A couple of weeks ago, I went to The Fragrances of Ireland HQ in Co Wicklow to visit its lavender field, beside the busy N11 dual carriageway. I was feeling somewhat muzzy and sluggish about the brain, but I got an unexpected, fragrant kick-start when I stepped first into a room where clinical, white cupboards were filled with bottles of essential plant-oils.
I had entered the perfume company's inner sanctum to inhale the distillations of last year's lavender harvest, and to detect the surprising differences between the several varieties: `Munstead' (sweet, sharp and apple-ish), `Miss Katherine' (astringent hints of benzene with an undercurrent of over-ripe fruit), `Royal Purple' (less lavendery, more subtle), `Imperial Gem' (even more delicate again). After repeated sniffs - each one a miniature volatile explosion along the respiratory tract - my head had miraculously cleared.
Later on, I read that the 16th-century English herbalist, William Turner, had pronounced that lavender "helpeth the dulness of the head". If only I'd known that it also repels "midges, mosquitoes and flies" (according to the Australian, Dorothy Hall), I would have anointed myself with a precious drop or two before setting foot in the two-and-a-half-acre lavender field. There, in the enchanting, bucolic setting - edged by old lime trees crowded around a little stream, and overlooked by the grey bulk of the Great Sugar Loaf mountain - I was eaten alive by voracious Wicklow midges.
Fortunately, the horticultural manager, 21-year-old Cathal MacOireachtaigh, is largely untroubled by the little biters.

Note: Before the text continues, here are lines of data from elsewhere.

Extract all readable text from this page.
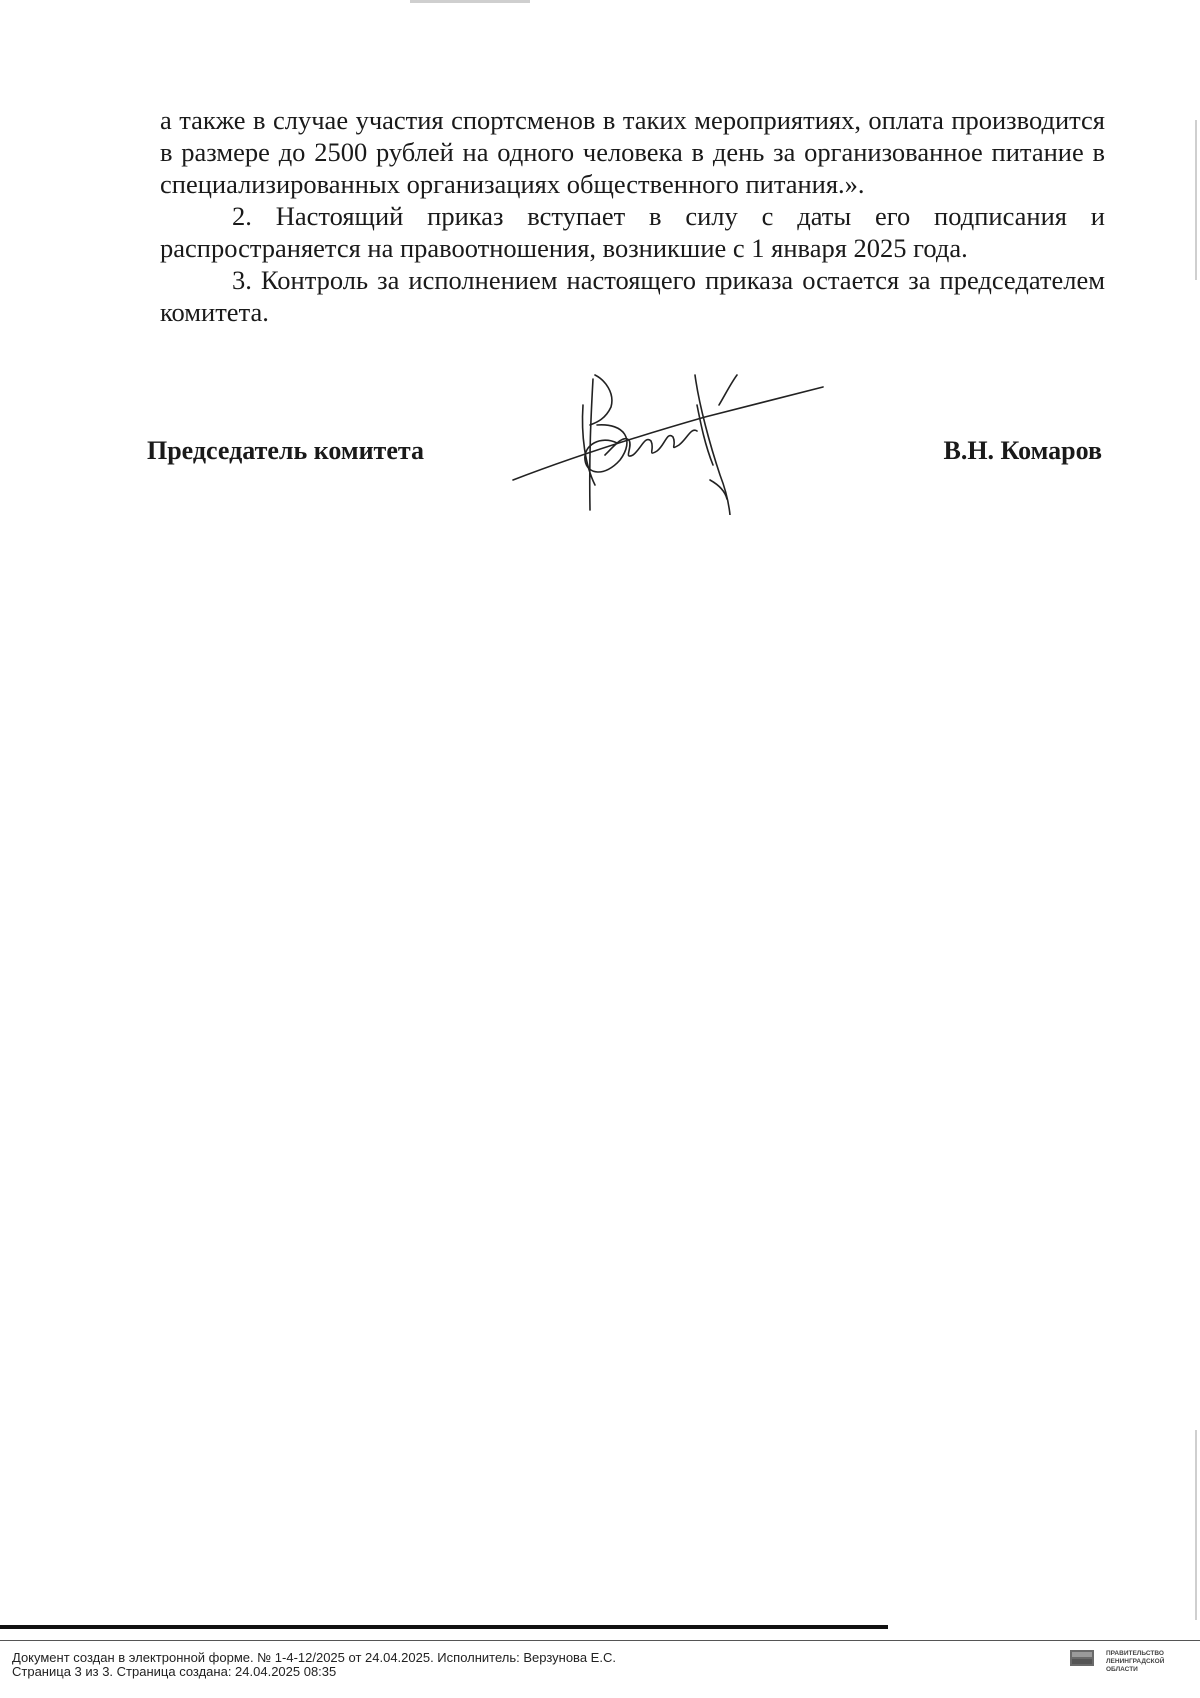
а также в случае участия спортсменов в таких мероприятиях, оплата производится в размере до 2500 рублей на одного человека в день за организованное питание в специализированных организациях общественного питания.».

2. Настоящий приказ вступает в силу с даты его подписания и распространяется на правоотношения, возникшие с 1 января 2025 года.

3. Контроль за исполнением настоящего приказа остается за председателем комитета.

Председатель комитета	В.Н. Комаров
Документ создан в электронной форме. № 1-4-12/2025 от 24.04.2025. Исполнитель: Верзунова Е.С.
Страница 3 из 3. Страница создана: 24.04.2025 08:35
ПРАВИТЕЛЬСТВО
ЛЕНИНГРАДСКОЙ
ОБЛАСТИ
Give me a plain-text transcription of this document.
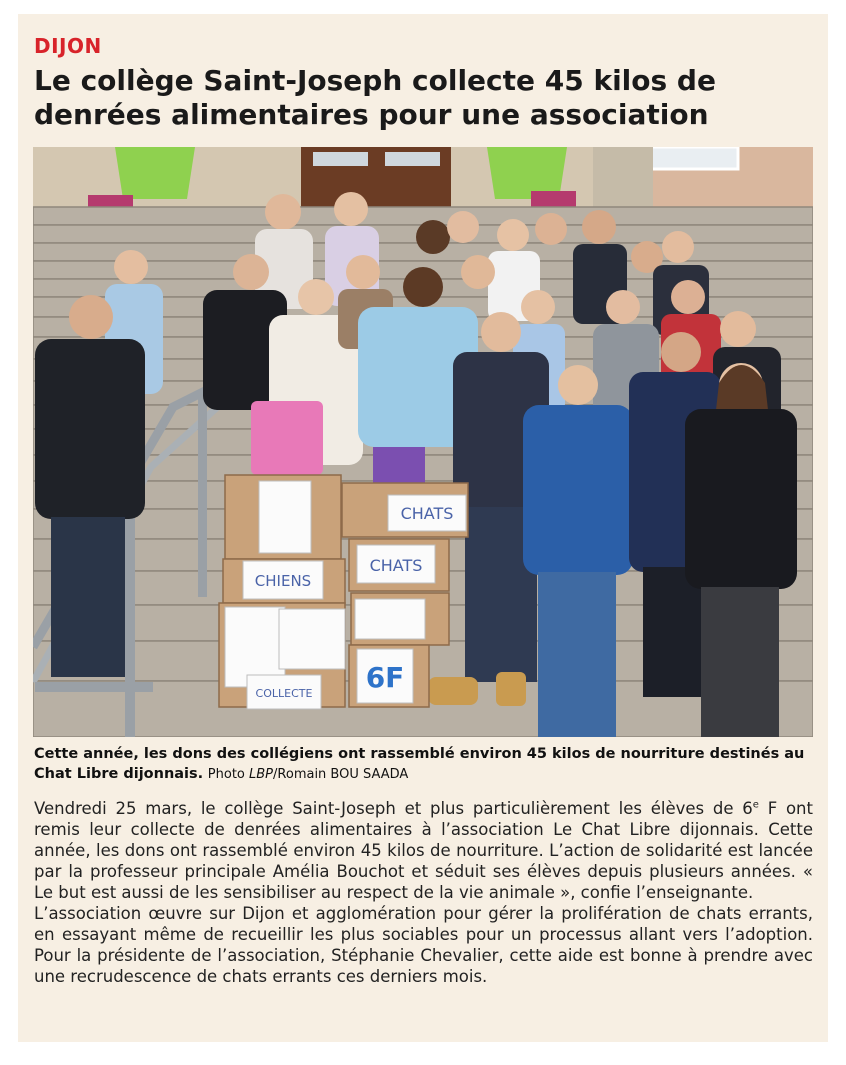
DIJON
Le collège Saint-Joseph collecte 45 kilos de denrées alimentaires pour une association
CHATS
CHATS
CHIENS
6F
COLLECTE
Cette année, les dons des collégiens ont rassemblé environ 45 kilos de nourriture destinés au Chat Libre dijonnais. Photo LBP/Romain BOU SAADA

Vendredi 25 mars, le collège Saint-Joseph et plus particulièrement les élèves de 6e F ont remis leur collecte de denrées alimentaires à l’association Le Chat Libre dijonnais. Cette année, les dons ont rassemblé environ 45 kilos de nourriture. L’action de solidarité est lancée par la professeur principale Amélia Bouchot et séduit ses élèves depuis plusieurs années. « Le but est aussi de les sensibiliser au respect de la vie animale », confie l’enseignante.

L’association œuvre sur Dijon et agglomération pour gérer la prolifération de chats errants, en essayant même de recueillir les plus sociables pour un processus allant vers l’adoption. Pour la présidente de l’association, Stéphanie Chevalier, cette aide est bonne à prendre avec une recrudescence de chats errants ces derniers mois.
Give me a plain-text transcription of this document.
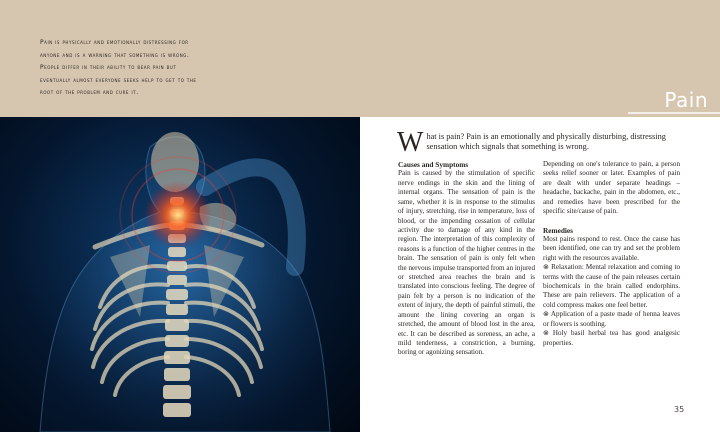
Pain is physically and emotionally distressing for
anyone and is a warning that something is wrong.
People differ in their ability to bear pain but
eventually almost everyone seeks help to get to the
root of the problem and cure it.	Pain
W hat is pain? Pain is an emotionally and physically disturbing, distressing sensation which signals that something is wrong.
Causes and Symptoms

Pain is caused by the stimulation of specific nerve endings in the skin and the lining of internal organs. The sensation of pain is the same, whether it is in response to the stimulus of injury, stretching, rise in temperature, loss of blood, or the impending cessation of cellular activity due to damage of any kind in the region. The interpretation of this complexity of reasons is a function of the higher centres in the brain. The sensation of pain is only felt when the nervous impulse transported from an injured or stretched area reaches the brain and is translated into conscious feeling. The degree of pain felt by a person is no indication of the extent of injury, the depth of painful stimuli, the amount the lining covering an organ is stretched, the amount of blood lost in the area, etc. It can be described as soreness, an ache, a mild tenderness, a constriction, a burning, boring or agonizing sensation.

Depending on one's tolerance to pain, a person seeks relief sooner or later. Examples of pain are dealt with under separate headings – headache, backache, pain in the abdomen, etc., and remedies have been prescribed for the specific site/cause of pain.

Remedies

Most pains respond to rest. Once the cause has been identified, one can try and set the problem right with the resources available.

⊗ Relaxation: Mental relaxation and coming to terms with the cause of the pain releases certain biochemicals in the brain called endorphins. These are pain relievers. The application of a cold compress makes one feel better.

⊗ Application of a paste made of henna leaves or flowers is soothing.

⊗ Holy basil herbal tea has good analgesic properties.

35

And the 6,750 lavender bushes, which throw a purple-ribbed corduroy cloth across the Kilmacanogue clay, are not bothered by pests either. "They have a natural insecticide, so there's no problem with slugs, or most other pests," claims MacOireachtaigh. The only unwelcome creatures are the frog hoppers - small spring-loaded, bouncing insects - who make their frothy, spitty homes on the stems.
All the lavender in the field ("the only one in Ireland that we know of," says David Cox, managing director of Fragrances of Ireland) is grown organically. An ideal plant for this method, it is a lean feeder and requires nothing more than a well-drained, preferably alkaline soil in full sun to produce its romantically-charged spikes of pungent flowers. "If you want to," advises MacOireachtaigh, "you can dress it in spring, before the flower buds form, with something high in potassium, like wood ash or Seagreen K" - calcified seaweed with rock potash. "Or, you could do it in August, after harvesting. In Jersey," - where there is a large lavender farm - "they've tried mulching it with seaweed. I'd like to try that, but I wouldn't use seaweed from the east coast."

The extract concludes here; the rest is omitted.